In all seriousness, Deadmarsh lived on energy and focused intensity. How many hockey players float or take shifts off, some squandering even greater skill sets than #28? Not Deadmarsh. When he was on the ice, you knew he was going to give it everything he had. He didn’t need an “A” or a “C” on his sweater to prove anything. He led by actions, words and deeds, so much so that even his NHL contemporaries took notice. Gary Roberts once said, “I love the way Adam Deadmarsh competes. He’s fun to watch.” Barret Jackman said, “I always looked up to Adam.” Scott Stevens issued high praise with the comment, “He’s a good player and one tough kid.” Jason Allison labeled him “a great leader” and Aaron Miller called him “the heart-and-soul of this team.”

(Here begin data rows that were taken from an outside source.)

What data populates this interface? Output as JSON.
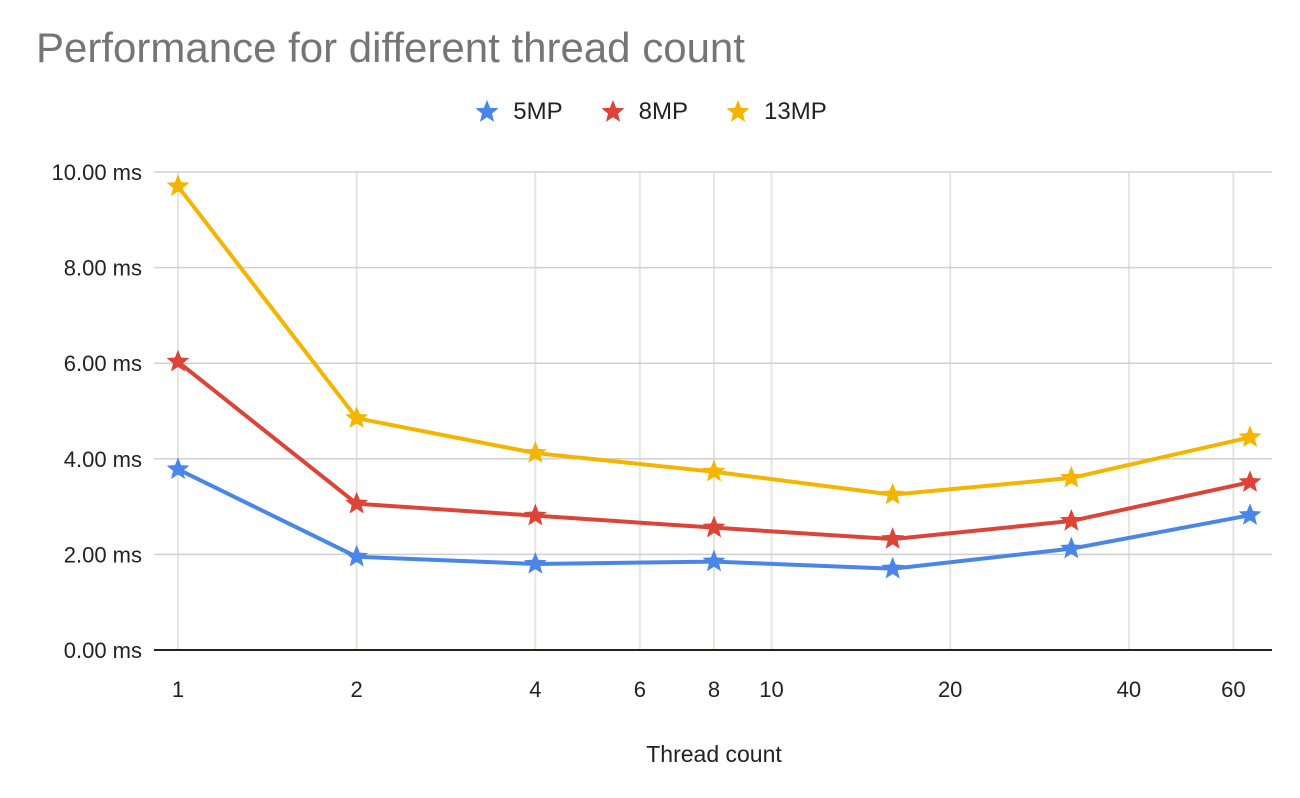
{
  "chart_data": {
    "type": "line",
    "title": "Performance for different thread count",
    "xlabel": "Thread count",
    "ylabel": "",
    "x_scale": "log",
    "x": [
      1,
      2,
      4,
      8,
      16,
      32,
      64
    ],
    "x_ticks": [
      1,
      2,
      4,
      6,
      8,
      10,
      20,
      40,
      60
    ],
    "x_tick_labels": [
      "1",
      "2",
      "4",
      "6",
      "8",
      "10",
      "20",
      "40",
      "60"
    ],
    "ylim": [
      0,
      10
    ],
    "y_ticks": [
      0,
      2,
      4,
      6,
      8,
      10
    ],
    "y_tick_labels": [
      "0.00 ms",
      "2.00 ms",
      "4.00 ms",
      "6.00 ms",
      "8.00 ms",
      "10.00 ms"
    ],
    "grid": true,
    "legend_position": "top",
    "marker": "star",
    "series": [
      {
        "name": "5MP",
        "color": "#4a86e8",
        "values": [
          3.78,
          1.95,
          1.8,
          1.85,
          1.7,
          2.12,
          2.82
        ]
      },
      {
        "name": "8MP",
        "color": "#db4437",
        "values": [
          6.03,
          3.06,
          2.81,
          2.56,
          2.32,
          2.7,
          3.51
        ]
      },
      {
        "name": "13MP",
        "color": "#f4b400",
        "values": [
          9.7,
          4.85,
          4.12,
          3.73,
          3.25,
          3.6,
          4.45
        ]
      }
    ]
  }
}
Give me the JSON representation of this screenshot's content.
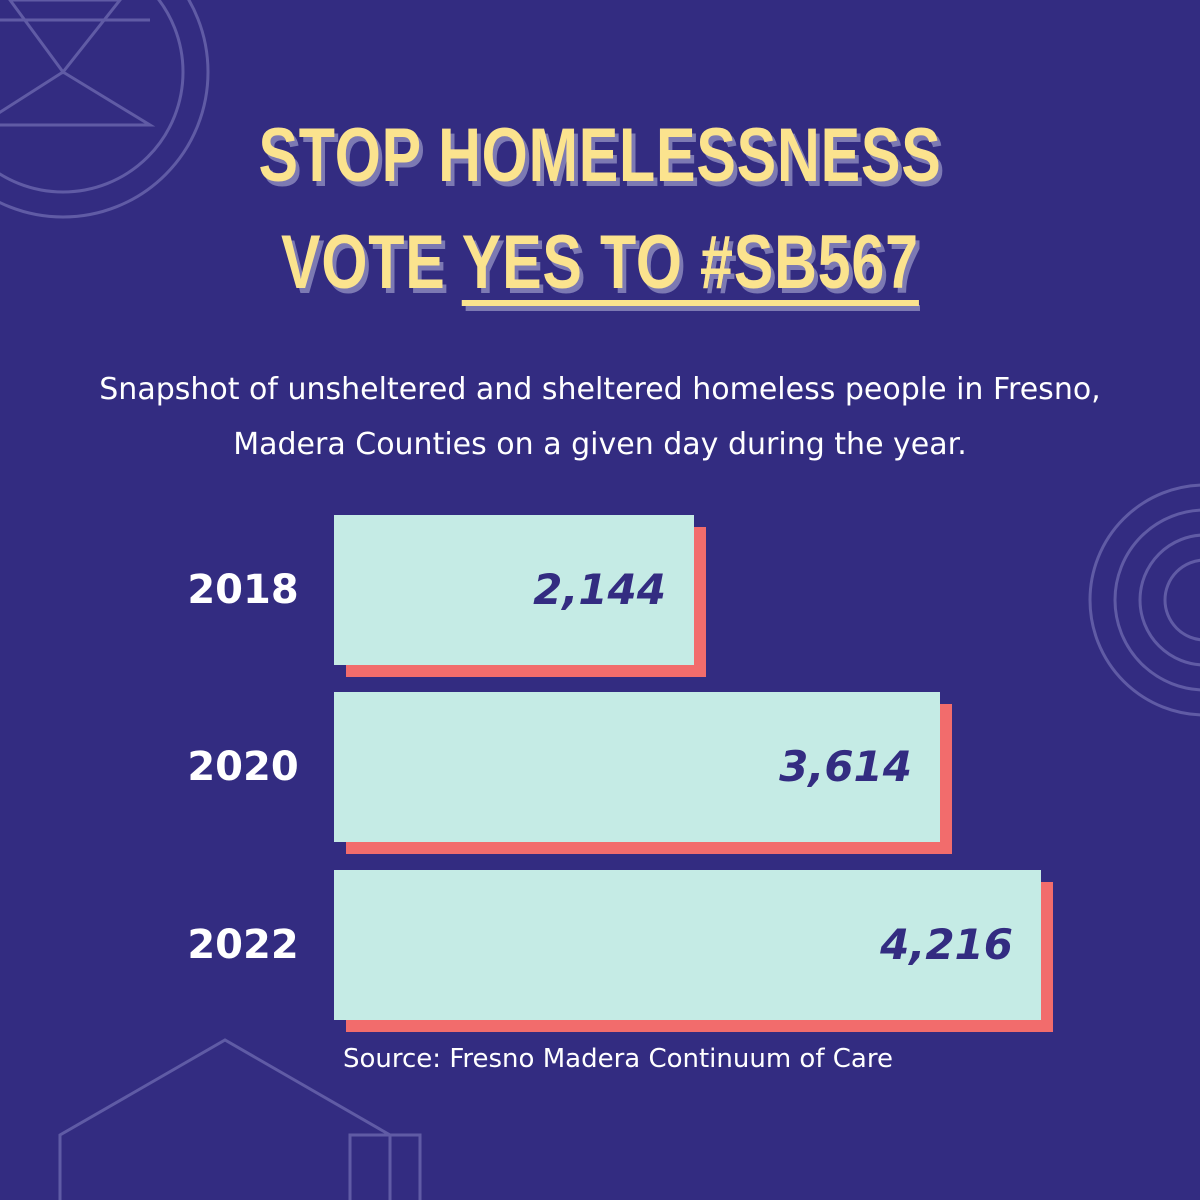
{
  "headline": {
    "line1": "STOP HOMELESSNESS",
    "line2_prefix": "VOTE ",
    "line2_underlined": "YES TO #SB567"
  },
  "subtitle": "Snapshot of unsheltered and sheltered homeless people in Fresno, Madera Counties on a given day during the year.",
  "source": "Source: Fresno Madera Continuum of Care",
  "colors": {
    "background": "#332c81",
    "headline": "#fbe38e",
    "bar": "#c5ebe5",
    "bar_shadow": "#f26c6c",
    "value_text": "#332c81"
  },
  "chart_data": {
    "type": "bar",
    "orientation": "horizontal",
    "categories": [
      "2018",
      "2020",
      "2022"
    ],
    "values": [
      2144,
      3614,
      4216
    ],
    "value_labels": [
      "2,144",
      "3,614",
      "4,216"
    ],
    "xlim": [
      0,
      4216
    ]
  }
}
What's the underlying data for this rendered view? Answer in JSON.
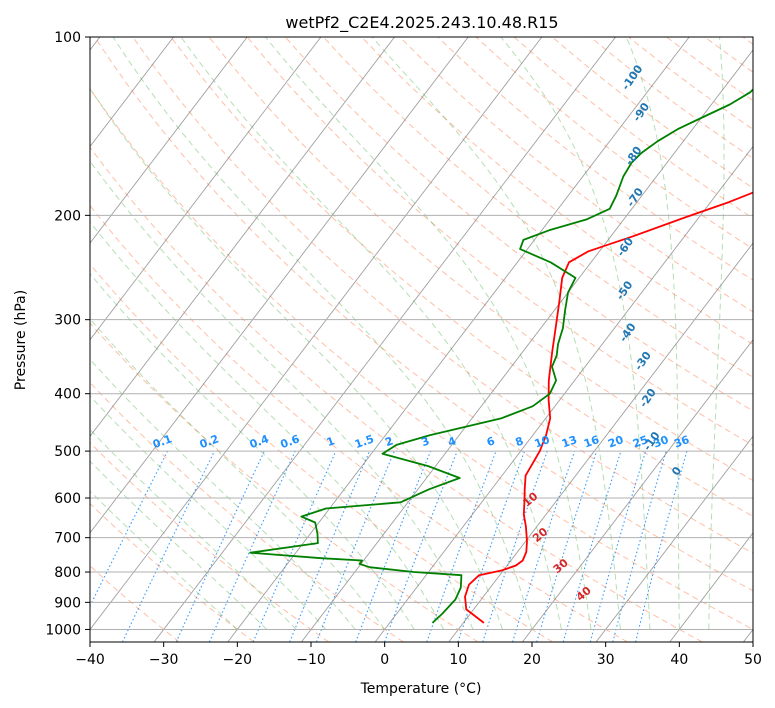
{
  "chart_data": {
    "type": "line",
    "title": "wetPf2_C2E4.2025.243.10.48.R15",
    "xlabel": "Temperature (°C)",
    "ylabel": "Pressure (hPa)",
    "xlim": [
      -40,
      50
    ],
    "ylim": [
      1050,
      100
    ],
    "y_scale": "log",
    "x_ticks": [
      -40,
      -30,
      -20,
      -10,
      0,
      10,
      20,
      30,
      40,
      50
    ],
    "x_tick_labels": [
      "−40",
      "−30",
      "−20",
      "−10",
      "0",
      "10",
      "20",
      "30",
      "40",
      "50"
    ],
    "y_ticks": [
      100,
      200,
      300,
      400,
      500,
      600,
      700,
      800,
      900,
      1000
    ],
    "y_tick_labels": [
      "100",
      "200",
      "300",
      "400",
      "500",
      "600",
      "700",
      "800",
      "900",
      "1000"
    ],
    "grid": true,
    "colors": {
      "temperature": "#ff0000",
      "dewpoint": "#008000",
      "dry_adiabats": "#ff7f50",
      "moist_adiabats": "#2ca02c",
      "mixing_ratio": "#1e90ff",
      "isotherms": "#808080",
      "moist_labels": "#1f77b4",
      "dry_labels": "#d62728"
    },
    "series": [
      {
        "key": "temperature",
        "points": [
          [
            12.8,
            975
          ],
          [
            9.0,
            925
          ],
          [
            7.5,
            880
          ],
          [
            6.8,
            840
          ],
          [
            7.2,
            810
          ],
          [
            9.8,
            795
          ],
          [
            11.2,
            780
          ],
          [
            11.6,
            765
          ],
          [
            11.2,
            740
          ],
          [
            10.2,
            710
          ],
          [
            8.5,
            670
          ],
          [
            7.0,
            640
          ],
          [
            5.8,
            610
          ],
          [
            4.5,
            580
          ],
          [
            3.2,
            550
          ],
          [
            2.9,
            525
          ],
          [
            2.6,
            500
          ],
          [
            1.8,
            470
          ],
          [
            0.6,
            440
          ],
          [
            -1.5,
            410
          ],
          [
            -3.5,
            380
          ],
          [
            -6.0,
            340
          ],
          [
            -8.0,
            310
          ],
          [
            -10.2,
            280
          ],
          [
            -12.3,
            255
          ],
          [
            -13.0,
            240
          ],
          [
            -11.5,
            230
          ],
          [
            -7.0,
            217
          ],
          [
            -2.0,
            202
          ],
          [
            2.5,
            190
          ],
          [
            7.5,
            175
          ],
          [
            11.0,
            163
          ],
          [
            12.8,
            150
          ],
          [
            13.5,
            140
          ],
          [
            15.0,
            128
          ],
          [
            17.0,
            118
          ],
          [
            18.8,
            108
          ],
          [
            20.3,
            100
          ]
        ]
      },
      {
        "key": "dewpoint",
        "points": [
          [
            5.8,
            975
          ],
          [
            6.2,
            940
          ],
          [
            6.5,
            890
          ],
          [
            6.0,
            850
          ],
          [
            4.8,
            810
          ],
          [
            -2.0,
            800
          ],
          [
            -8.5,
            785
          ],
          [
            -10.2,
            775
          ],
          [
            -10.2,
            765
          ],
          [
            -16.0,
            758
          ],
          [
            -26.2,
            742
          ],
          [
            -18.0,
            715
          ],
          [
            -19.0,
            690
          ],
          [
            -20.5,
            660
          ],
          [
            -23.0,
            645
          ],
          [
            -20.5,
            625
          ],
          [
            -11.0,
            610
          ],
          [
            -8.5,
            580
          ],
          [
            -5.5,
            555
          ],
          [
            -11.0,
            530
          ],
          [
            -18.5,
            505
          ],
          [
            -17.5,
            488
          ],
          [
            -14.0,
            470
          ],
          [
            -6.0,
            440
          ],
          [
            -3.0,
            420
          ],
          [
            -2.0,
            400
          ],
          [
            -2.5,
            380
          ],
          [
            -4.5,
            360
          ],
          [
            -5.0,
            345
          ],
          [
            -6.0,
            330
          ],
          [
            -7.0,
            310
          ],
          [
            -8.5,
            290
          ],
          [
            -10.0,
            270
          ],
          [
            -10.5,
            255
          ],
          [
            -15.5,
            240
          ],
          [
            -21.0,
            228
          ],
          [
            -21.5,
            220
          ],
          [
            -19.0,
            212
          ],
          [
            -15.0,
            203
          ],
          [
            -13.0,
            195
          ],
          [
            -13.5,
            185
          ],
          [
            -14.5,
            172
          ],
          [
            -14.8,
            163
          ],
          [
            -14.5,
            157
          ],
          [
            -13.5,
            150
          ],
          [
            -12.0,
            143
          ],
          [
            -10.0,
            137
          ],
          [
            -7.5,
            130
          ],
          [
            -6.0,
            124
          ],
          [
            -5.5,
            118
          ],
          [
            -5.0,
            110
          ],
          [
            -4.5,
            100
          ]
        ]
      }
    ],
    "mixing_ratio_labels": [
      "0.1",
      "0.2",
      "0.4",
      "0.6",
      "1",
      "1.5",
      "2",
      "3",
      "4",
      "6",
      "8",
      "10",
      "13",
      "16",
      "20",
      "25",
      "30",
      "36"
    ],
    "mixing_ratio_values": [
      0.1,
      0.2,
      0.4,
      0.6,
      1,
      1.5,
      2,
      3,
      4,
      6,
      8,
      10,
      13,
      16,
      20,
      25,
      30,
      36
    ],
    "moist_adiabat_labels": [
      "-100",
      "-90",
      "-80",
      "-70",
      "-60",
      "-50",
      "-40",
      "-30",
      "-20",
      "-10",
      "0"
    ],
    "dry_adiabat_labels": [
      "10",
      "20",
      "30",
      "40"
    ]
  }
}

Alas, due to an inability to shake the only opponent that he couldn’t overcome — his own health — Deadmarsh retired far too early, ending his playing days when he was just 27 years old. Eventually accepting the inevitable, he officially retired three years later. Sadly, as indicated here, concussion-related symptoms continue to effect him, even today. Upon his stepping down as an assistant coach for the Colorado Avalanche this past year, his wife Christa sent the following message:
Adam was hurt (concussion issues) this season and decided that health/family and safety are his priority … Adam enjoyed coaching, but this was the right decision … We are back in Idaho and will love being close to our family again:) Hello Idaho friends … we are home:)
It was unquestionably the right decision, but his being forced to leave the NHL diminishes the game yet again. A fitting tribute to Adam Deadmarsh’s career can be seen in this 2:42 clip, which captures just about everything you need to know about the player and the man who patrolled the ice for 567 regular-season games and another 105 post-season encounters:
Good luck, Adam. The game just hasn’t been the same without you.